Ingredients

  • 3 lbs. chuck roast cut into 1.5-inch cubes
  • 1 large onion - grated
  • 1/4 Cup water
  • 1 8 oz can tomato sauce
  • 1 4 oz can tomato paste
  • 3 whole peeled garlic cloves
  • 2 bay leaves
  • 1 TB red wine vinegar
  • 1 tsp cracked pepper
  • 2 tsp salt
  • water to almost cover meat

Method

  • Place meat, 1/4 cup water and grated onion into stew pot. Cook over high heat until meat is browned (the water will evaporate). Be careful not to let meat burn. Be patient, this part may take up to an hour!
  • Add rest of ingredients, cover and simmer for 2-3 hours. Serve with rice or polenta!

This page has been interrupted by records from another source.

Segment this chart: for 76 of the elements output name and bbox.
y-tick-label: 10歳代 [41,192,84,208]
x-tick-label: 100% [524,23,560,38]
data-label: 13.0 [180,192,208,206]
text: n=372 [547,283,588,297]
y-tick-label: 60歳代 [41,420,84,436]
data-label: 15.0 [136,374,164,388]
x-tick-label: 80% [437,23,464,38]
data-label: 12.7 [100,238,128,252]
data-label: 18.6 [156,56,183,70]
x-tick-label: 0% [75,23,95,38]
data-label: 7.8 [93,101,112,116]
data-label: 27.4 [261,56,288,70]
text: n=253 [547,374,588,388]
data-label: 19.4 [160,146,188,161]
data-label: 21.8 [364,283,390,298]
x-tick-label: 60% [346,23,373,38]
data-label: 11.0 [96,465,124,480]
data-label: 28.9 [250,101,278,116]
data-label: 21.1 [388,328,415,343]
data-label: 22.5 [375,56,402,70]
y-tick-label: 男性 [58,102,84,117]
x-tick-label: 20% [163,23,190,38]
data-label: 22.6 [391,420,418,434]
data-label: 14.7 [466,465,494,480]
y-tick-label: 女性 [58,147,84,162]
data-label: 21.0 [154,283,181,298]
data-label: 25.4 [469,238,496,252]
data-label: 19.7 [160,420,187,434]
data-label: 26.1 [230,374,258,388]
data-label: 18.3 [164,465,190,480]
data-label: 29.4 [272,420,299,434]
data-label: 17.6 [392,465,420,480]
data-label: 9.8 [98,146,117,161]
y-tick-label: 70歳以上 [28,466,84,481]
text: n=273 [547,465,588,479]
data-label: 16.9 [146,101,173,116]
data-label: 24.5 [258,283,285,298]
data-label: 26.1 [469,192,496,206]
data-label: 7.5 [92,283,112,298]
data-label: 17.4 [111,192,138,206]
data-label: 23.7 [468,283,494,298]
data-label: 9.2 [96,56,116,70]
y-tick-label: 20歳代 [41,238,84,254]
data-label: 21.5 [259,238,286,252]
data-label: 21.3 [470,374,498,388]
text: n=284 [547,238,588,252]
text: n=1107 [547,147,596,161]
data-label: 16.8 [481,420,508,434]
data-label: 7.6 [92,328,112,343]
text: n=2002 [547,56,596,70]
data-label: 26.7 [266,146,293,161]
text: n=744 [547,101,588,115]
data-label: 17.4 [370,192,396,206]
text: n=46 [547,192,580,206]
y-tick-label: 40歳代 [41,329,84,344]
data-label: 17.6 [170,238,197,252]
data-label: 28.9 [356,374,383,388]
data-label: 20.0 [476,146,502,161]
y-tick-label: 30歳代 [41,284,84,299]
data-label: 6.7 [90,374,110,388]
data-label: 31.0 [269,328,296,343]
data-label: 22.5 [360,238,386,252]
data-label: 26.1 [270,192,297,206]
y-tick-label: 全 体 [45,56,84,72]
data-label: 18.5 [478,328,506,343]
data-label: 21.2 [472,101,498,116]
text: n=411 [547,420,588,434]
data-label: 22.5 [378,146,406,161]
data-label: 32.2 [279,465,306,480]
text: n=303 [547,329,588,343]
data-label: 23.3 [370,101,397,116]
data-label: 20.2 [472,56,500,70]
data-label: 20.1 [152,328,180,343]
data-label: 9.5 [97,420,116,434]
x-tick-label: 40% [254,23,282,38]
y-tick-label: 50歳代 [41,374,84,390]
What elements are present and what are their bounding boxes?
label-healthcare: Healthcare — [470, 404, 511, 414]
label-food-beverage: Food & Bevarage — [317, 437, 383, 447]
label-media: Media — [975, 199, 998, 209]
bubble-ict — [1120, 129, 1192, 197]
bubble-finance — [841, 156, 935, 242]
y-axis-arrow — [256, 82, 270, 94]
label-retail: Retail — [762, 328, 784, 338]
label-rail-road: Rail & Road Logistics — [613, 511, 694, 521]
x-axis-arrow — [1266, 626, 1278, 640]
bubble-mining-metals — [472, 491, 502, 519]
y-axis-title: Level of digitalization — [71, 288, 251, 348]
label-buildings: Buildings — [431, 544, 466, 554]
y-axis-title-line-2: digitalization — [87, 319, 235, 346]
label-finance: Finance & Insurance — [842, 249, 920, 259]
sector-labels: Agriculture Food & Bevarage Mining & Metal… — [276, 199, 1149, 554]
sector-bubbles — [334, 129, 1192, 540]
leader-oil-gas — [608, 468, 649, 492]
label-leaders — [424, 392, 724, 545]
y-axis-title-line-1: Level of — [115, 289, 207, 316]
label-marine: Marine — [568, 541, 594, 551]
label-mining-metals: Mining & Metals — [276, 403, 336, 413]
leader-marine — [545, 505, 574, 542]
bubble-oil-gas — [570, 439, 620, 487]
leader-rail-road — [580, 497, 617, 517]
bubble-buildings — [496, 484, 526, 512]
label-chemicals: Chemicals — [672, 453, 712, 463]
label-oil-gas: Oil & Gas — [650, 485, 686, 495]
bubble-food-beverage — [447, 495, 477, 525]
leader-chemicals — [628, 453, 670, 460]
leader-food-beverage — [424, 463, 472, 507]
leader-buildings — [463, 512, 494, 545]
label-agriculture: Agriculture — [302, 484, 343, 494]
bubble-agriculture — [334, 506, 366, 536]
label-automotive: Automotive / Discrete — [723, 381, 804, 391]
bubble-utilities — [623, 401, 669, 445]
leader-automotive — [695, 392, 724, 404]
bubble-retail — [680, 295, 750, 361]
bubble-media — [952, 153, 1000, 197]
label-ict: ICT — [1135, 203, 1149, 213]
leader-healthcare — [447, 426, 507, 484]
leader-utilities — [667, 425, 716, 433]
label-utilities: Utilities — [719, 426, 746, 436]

  • Stifatho with green beans
  • After stew has cooked at least 2 hours add trimmed green beans, press into liquid and cook 30-45 minutes until beans are done.

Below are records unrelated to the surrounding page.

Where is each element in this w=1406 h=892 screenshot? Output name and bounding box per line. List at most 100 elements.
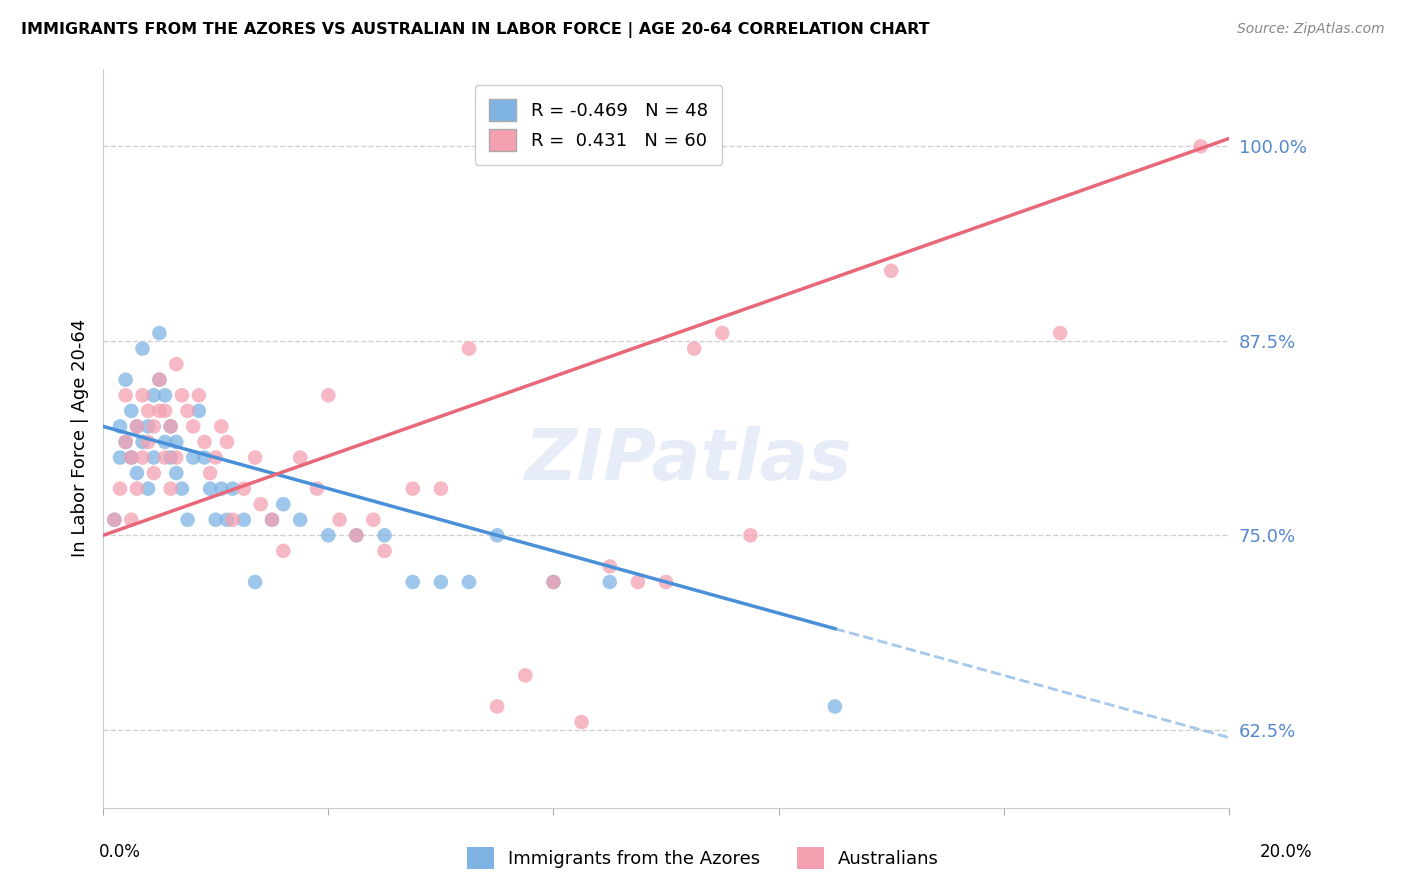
Point: [170, 482, 193, 496]
Point: [165, 450, 187, 465]
Point: [374, 528, 396, 542]
Point: [198, 466, 221, 480]
Point: [571, 714, 593, 729]
Point: [599, 559, 621, 574]
Point: [131, 342, 153, 356]
Point: [486, 528, 509, 542]
Point: [543, 574, 565, 589]
Point: [187, 388, 209, 402]
Point: [165, 357, 187, 371]
Point: [187, 404, 209, 418]
Point: [193, 450, 215, 465]
Point: [288, 450, 311, 465]
Point: [232, 482, 254, 496]
Point: [108, 450, 131, 465]
Point: [148, 373, 170, 387]
Point: [215, 434, 238, 449]
Point: [159, 419, 181, 434]
Point: [142, 419, 165, 434]
Point: [515, 668, 537, 682]
Point: [328, 513, 350, 527]
Point: [305, 482, 328, 496]
Point: [120, 404, 142, 418]
Point: [880, 264, 903, 278]
Point: [108, 419, 131, 434]
Point: [209, 482, 232, 496]
Point: [599, 574, 621, 589]
Point: [655, 574, 678, 589]
Point: [271, 544, 294, 558]
Point: [363, 513, 385, 527]
Point: [430, 574, 453, 589]
Point: [243, 450, 266, 465]
Point: [430, 482, 453, 496]
Point: [209, 419, 232, 434]
Point: [215, 513, 238, 527]
Point: [153, 404, 176, 418]
Point: [136, 434, 159, 449]
Point: [260, 513, 283, 527]
Text: 20.0%: 20.0%: [1260, 843, 1313, 861]
Point: [142, 388, 165, 402]
Point: [125, 466, 148, 480]
Point: [131, 450, 153, 465]
Point: [683, 342, 706, 356]
Point: [131, 434, 153, 449]
Point: [198, 482, 221, 496]
Point: [159, 482, 181, 496]
Point: [136, 482, 159, 496]
Point: [221, 513, 243, 527]
Point: [458, 574, 481, 589]
Point: [204, 513, 226, 527]
Point: [125, 419, 148, 434]
Text: 0.0%: 0.0%: [98, 843, 141, 861]
Point: [221, 482, 243, 496]
Text: IMMIGRANTS FROM THE AZORES VS AUSTRALIAN IN LABOR FORCE | AGE 20-64 CORRELATION : IMMIGRANTS FROM THE AZORES VS AUSTRALIAN…: [21, 22, 929, 38]
Point: [176, 404, 198, 418]
Point: [627, 574, 650, 589]
Point: [142, 466, 165, 480]
Y-axis label: In Labor Force | Age 20-64: In Labor Force | Age 20-64: [72, 319, 89, 558]
Legend: R = -0.469   N = 48, R =  0.431   N = 60: R = -0.469 N = 48, R = 0.431 N = 60: [475, 85, 723, 165]
Point: [108, 482, 131, 496]
Point: [316, 528, 339, 542]
Point: [125, 482, 148, 496]
Point: [120, 450, 142, 465]
Point: [165, 466, 187, 480]
Point: [193, 434, 215, 449]
Point: [458, 342, 481, 356]
Point: [148, 373, 170, 387]
Point: [120, 513, 142, 527]
Point: [346, 528, 368, 542]
Point: [204, 450, 226, 465]
Point: [148, 326, 170, 340]
Point: [148, 404, 170, 418]
Point: [136, 404, 159, 418]
Point: [181, 419, 204, 434]
Point: [260, 513, 283, 527]
Point: [136, 419, 159, 434]
Point: [131, 388, 153, 402]
Point: [153, 388, 176, 402]
Point: [114, 373, 136, 387]
Point: [249, 497, 271, 511]
Point: [1189, 139, 1212, 153]
Text: Source: ZipAtlas.com: Source: ZipAtlas.com: [1237, 22, 1385, 37]
Point: [165, 434, 187, 449]
Point: [159, 419, 181, 434]
Point: [170, 388, 193, 402]
Point: [824, 699, 846, 714]
Point: [120, 450, 142, 465]
Point: [125, 419, 148, 434]
Point: [288, 513, 311, 527]
Point: [103, 513, 125, 527]
Point: [346, 528, 368, 542]
Point: [711, 326, 734, 340]
Point: [402, 574, 425, 589]
Point: [114, 434, 136, 449]
Point: [153, 434, 176, 449]
Point: [232, 513, 254, 527]
Point: [103, 513, 125, 527]
Point: [1049, 326, 1071, 340]
Point: [243, 574, 266, 589]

  • Stifatho with baby artichokes
  • After starting the Stifatho begin trimming 20 baby artichokes. To trim cut off 1/4" to 1/2" of top, cut stem off and peal leaves until there are only pale yellow leaves remaining. This typically takes at least half of the artichokes leaves. Trim bottom of artichoke by paring off the rough sides of the stem that remains. If the artichokes are larger than 1-inch wide you can cut them lengthwise. Place trimmed artichokes in cold water with half a squeezed lemon to keep them from browning. After all are trimmed drain the lemon water and add to the stew making sure they are pushed down into the liquid. Continue cooking stew as directed.